THE way has been cleared for purpose-built Traveller accommodation on a number of sites in the city, including a controversial former illegal dump in Ballyvolane.
Cork City Council has adopted a Traveller Accommodation Programe to run until 2024 which will see a group housing scheme for Travellers developed at Ellis’s Yard, adjacent to the Spring Lane halting site - which has been dogged by overcrowding and has been described as a “shanty town”.
Currently, 38 families comprising of over 200 people live at Spring Lane which was originally designed for just 10 families.
Ellis’s Yard was cleaned up earlier this year by the council at a cost of €53,000 after becoming one of the largest illegal tipping sites in the country but is now likely to have 10 new homes built on it for Travellers.
Funding will be sought in January and construction could start late next year.
City Hall chief executive Ann Doherty said the requirement to deal with the current living conditions and related health and safety concerns involving overcrowding for families and children on the site is “urgent, clear and without question”.
However Ms Doherty noted that there were strong objections to housing at Ellis’s Yard from local residents in Ballyvolane during the consultation period for the programme - over 90% of submissions were on this issue alone.
Many councillors described the programme as the first step in tackling Traveller housing issues but calls have been made for at least two more serviced official halting sites in the city.

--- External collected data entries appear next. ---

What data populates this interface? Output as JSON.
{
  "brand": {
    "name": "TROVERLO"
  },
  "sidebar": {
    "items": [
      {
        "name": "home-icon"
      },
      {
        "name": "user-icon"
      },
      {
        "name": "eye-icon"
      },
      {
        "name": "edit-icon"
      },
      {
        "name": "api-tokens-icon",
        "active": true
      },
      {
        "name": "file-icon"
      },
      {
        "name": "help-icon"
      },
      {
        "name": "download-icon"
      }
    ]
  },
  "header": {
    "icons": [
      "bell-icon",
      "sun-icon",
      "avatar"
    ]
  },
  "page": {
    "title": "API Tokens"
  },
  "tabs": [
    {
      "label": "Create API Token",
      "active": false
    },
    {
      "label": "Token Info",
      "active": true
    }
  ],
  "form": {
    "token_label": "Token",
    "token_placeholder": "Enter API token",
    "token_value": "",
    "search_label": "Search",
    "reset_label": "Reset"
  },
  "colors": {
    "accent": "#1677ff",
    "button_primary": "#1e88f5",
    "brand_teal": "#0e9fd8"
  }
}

The plan was passed by 26 votes to four.
Ms Doherty also confirmed the council will engage with Gardaí to “immediately investigate” persistent anti-social behaviour and criminal issues alleged in the submissions for the Traveller Accommodation Programme.
Speaking to the council chamber and the public gallery, which included members of the Travelling community, she described the issues surrounding Spring Lane as “complex” and said many public submissions suggested removing the halting site completely.
“The proposal in the programme is for the benefit of current residents of Spring Lane to alleviate the overcrowding on the site and to improve the quality of life in the surrounding area.
“The range of feedback confirms the serious and urgent issues pertaining to the existing arrangements at the halting site and the urgent need to take appropriate action to regularise and improve the position here both for the neighbouring community and also for existing residents of the site, the majority of which are young children with many attending school in the area.
“This is a most complex situation with problems identified other than housing, health and safety and welfare on the site but also alleged persistent anti - social behaviour, criminality and related safety and nuisance concerns manifest in the surrounding community, Ballyvolane in particular. Many of the submissions suggest removing in total the Traveller community in Spring Lane to an idyllic green-field Traveller homeland somewhere - but do not suggest a location,” Ms Doherty added.
Green Party representative Oliver Moran said the programme addresses Traveller accommodation in a “mature way” and is an “opportunity to undo a wrong in the city” but Labour councillor John Maher said the settled community were “not listened to” despite describing elements of the plan as positive.
Fianna Fáil’s Sean Martin urged residents to take ownership of the new developments and described facilities at Spring Lane as “terrible” and “squalor”.
However his party colleague Ken O’Flynn outlined several attempts since the early 1990s to solve issues at Spring Lane that were unsuccessful.
He said the “trust” of City Hall, the Fire Service and the Gardaí has been broken by anti-social behaviour on the site several times.
He said he would not support the programme.
Solidarity councillor Fiona Ryan said the programme is limited but the first step to addressing inequality.
Thomas Gould of Sinn Féin said the single biggest issue has been Cork City Council’s “failure” to manage Spring Lane and the number of families on the site.
“The conditions have worsened. It’s a failure by City Council and that’s why we are here. The council is now putting its best foot forward and we now need buy in from everyone. The settled community must be listened to and the Traveller community needs to have their ideas taken on board. It will not solve the Traveller housing issue. There is not enough in it. We need at least two more halting sites in the city,” Mr Gould added.
The plan also includes the replacement of the Carrigrohane Road Halting site and the identification of a new site for the development of a group housing scheme as the current site is located on a flood plain.
The refurbishment of Meelagh Group housing scheme will also take place. Lands at the rear of Meelagh are to be considered for development to cater for existing families in overcrowded homes.
In addition, the city council is currently working with the families at Corkeran’s Quay in Blackpool to relocate the families to standard accommodation.